Les taux de pénétration des téléphones cellulaires sur le marché américain dépassent 75% et dans la Région administrative spéciale de Hong Kong (Chine), au Japon et en Europe de l’Ouest, il a déjà dépassé 100% (plusieurs téléphones portables par abonné).4 75% des 4 milliards de téléphones mobiles en usage dans le monde se trouvent dans les pays en développement et, au cours de la prochaine décennie, le nombre d’abonnements à un téléphone cellulaire dépassera le chiffre de la population mondiale.5

L’échantillonnage par système d’appel aléatoire des numéros de personnes ou de ménages ayant un téléphone mobile pourrait être très utile pour mener une surveillance de santé publique fondée sur la population dans les pays en développement. L’installation d’une ligne téléphonique fixe étant onéreuse, de nombreux pays en développement ont simplement fait l’impasse sur les services complets de communication fixe et sont passés sans transition à un important réseau de téléphonie mobile.6

Des villages coupés depuis des siècles du monde extérieur ou se contentant d’une réception passive d’informations radiodiffusées sont maintenant liés les uns aux autres et au monde entier grâce à des technologies mobiles instantanées et peu coûteuses. La connexion mobile dans les pays en développement facilite le développement social et économique en améliorant l’accès aux personnes, à l’information et aux services comme les soins de santé, l’éducation, les chances de travail et l’information du marché. Dans les pays en développement où l’infrastructure physique et technique des pays plus développés manque, les enquêtes avec des numéros de téléphone mobile rendent possible le recueil de données fondées sur la population à un prix abordable.

Mais certaines difficultés se dressent pour réaliser des enquêtes par téléphone sans fil dans les pays en développement. D’abord, il est important de déterminer le territoire couvert par les réseaux de téléphonie mobile disponibles pour s’assurer que le service de téléphone mobile est disponible dans toute ou dans l’essentiel de la zone d’étude, y compris les zones rurales. Deuxièmement, il est nécessaire d’avoir un bon cadre d’échantillonnage pour la population ciblée.

Dans de nombreux pays en développement, il est possible d’acheter des lignes téléphoniques sans s’inscrire dans un répertoire officiel. Si un nombre important de téléphones portables n’est pas répertorié, leurs propriétaires ne pourront évidemment pas figurer sur les listes d’abonnés. Il est indispensable d’avoir un cadre d’échantillonnage complet pour toute enquête en population cherchant à être représentative au niveau des ménages ou des individus dans les pays en développement. Troisièmement, il faut être au courant du prix que les abonnés de téléphone portable paient pour recevoir un appel et pouvoir offrir éventuellement un remboursement pour le temps de conversation dévolue à l’enquête.

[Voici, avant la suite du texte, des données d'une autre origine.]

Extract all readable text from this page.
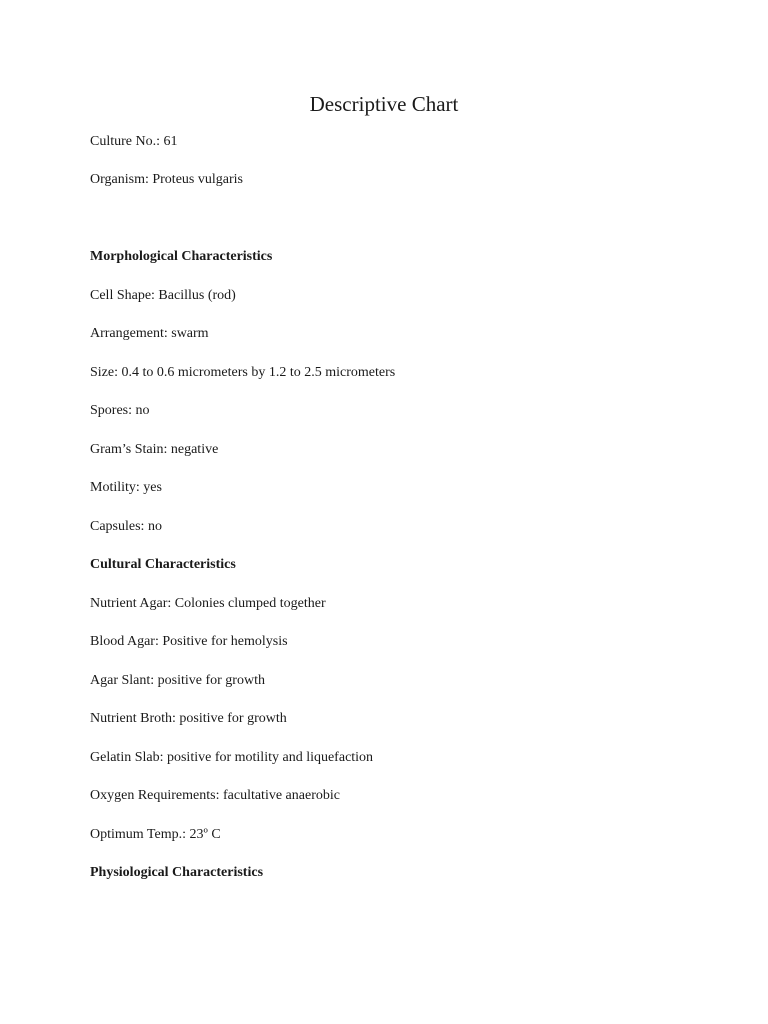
Descriptive Chart
Culture No.: 61
Organism: Proteus vulgaris
Morphological Characteristics
Cell Shape: Bacillus (rod)
Arrangement: swarm
Size: 0.4 to 0.6 micrometers by 1.2 to 2.5 micrometers
Spores: no
Gram’s Stain: negative
Motility: yes
Capsules: no
Cultural Characteristics
Nutrient Agar: Colonies clumped together
Blood Agar: Positive for hemolysis
Agar Slant: positive for growth
Nutrient Broth: positive for growth
Gelatin Slab: positive for motility and liquefaction
Oxygen Requirements: facultative anaerobic
Optimum Temp.: 23º C
Physiological Characteristics
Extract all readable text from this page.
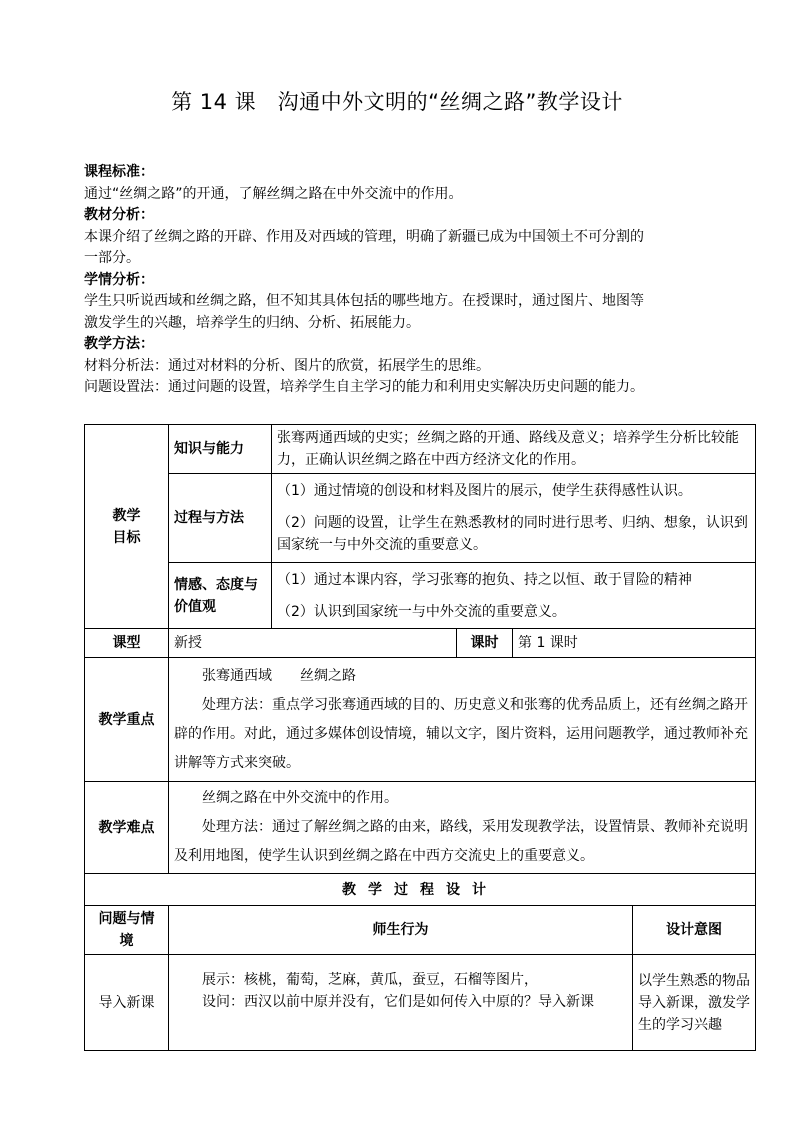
第 14 课　沟通中外文明的“丝绸之路”教学设计
课程标准：
通过“丝绸之路”的开通，了解丝绸之路在中外交流中的作用。
教材分析：
本课介绍了丝绸之路的开辟、作用及对西域的管理，明确了新疆已成为中国领土不可分割的
一部分。
学情分析：
学生只听说西域和丝绸之路，但不知其具体包括的哪些地方。在授课时，通过图片、地图等
激发学生的兴趣，培养学生的归纳、分析、拓展能力。
教学方法：
材料分析法：通过对材料的分析、图片的欣赏，拓展学生的思维。
问题设置法：通过问题的设置，培养学生自主学习的能力和利用史实解决历史问题的能力。
教学目标	知识与能力	张骞两通西域的史实；丝绸之路的开通、路线及意义；培养学生分析比较能力，正确认识丝绸之路在中西方经济文化的作用。			
	过程与方法	（1）通过情境的创设和材料及图片的展示，使学生获得感性认识。

（2）问题的设置，让学生在熟悉教材的同时进行思考、归纳、想象，认识到国家统一与中外交流的重要意义。			

	情感、态度与价值观	（1）通过本课内容，学习张骞的抱负、持之以恒、敢于冒险的精神

（2）认识到国家统一与中外交流的重要意义。			

课型	新授		课时	第 1 课时	
教学重点	张骞通西域　　丝绸之路

处理方法：重点学习张骞通西域的目的、历史意义和张骞的优秀品质上，还有丝绸之路开辟的作用。对此，通过多媒体创设情境，辅以文字，图片资料，运用问题教学，通过教师补充讲解等方式来突破。				

教学难点	丝绸之路在中外交流中的作用。

处理方法：通过了解丝绸之路的由来，路线，采用发现教学法，设置情景、教师补充说明及利用地图，使学生认识到丝绸之路在中西方交流史上的重要意义。				

教学过程设计					

问题与情境	师生行为				设计意图
导入新课	展示：核桃，葡萄，芝麻，黄瓜，蚕豆，石榴等图片，

设问：西汉以前中原并没有，它们是如何传入中原的？导入新课				以学生熟悉的物品导入新课，激发学生的学习兴趣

Quatrièmement, pour le choix de l’adulte répondant pour le ménage, il faut tenir compte du nombre d’adultes détenteurs d’un téléphone mobile et du partage de téléphones mobiles dans la famille. Cinquièmement, il convient de déterminer si, dans le cadre de la communication sans fil, les messages écrits prennent le pas sur les appels téléphoniques. Dans les pays en développement, les enquêtes sanitaires reposaient avant tout sur des interviews en personne (face à-face). Compte tenu des économies considérables que représentent les interviews téléphoniques, les enquêtes sanitaires avec numéro de téléphone portable pourraient se répandre plus largement, à condition de surmonter les difficultés susmentionnées.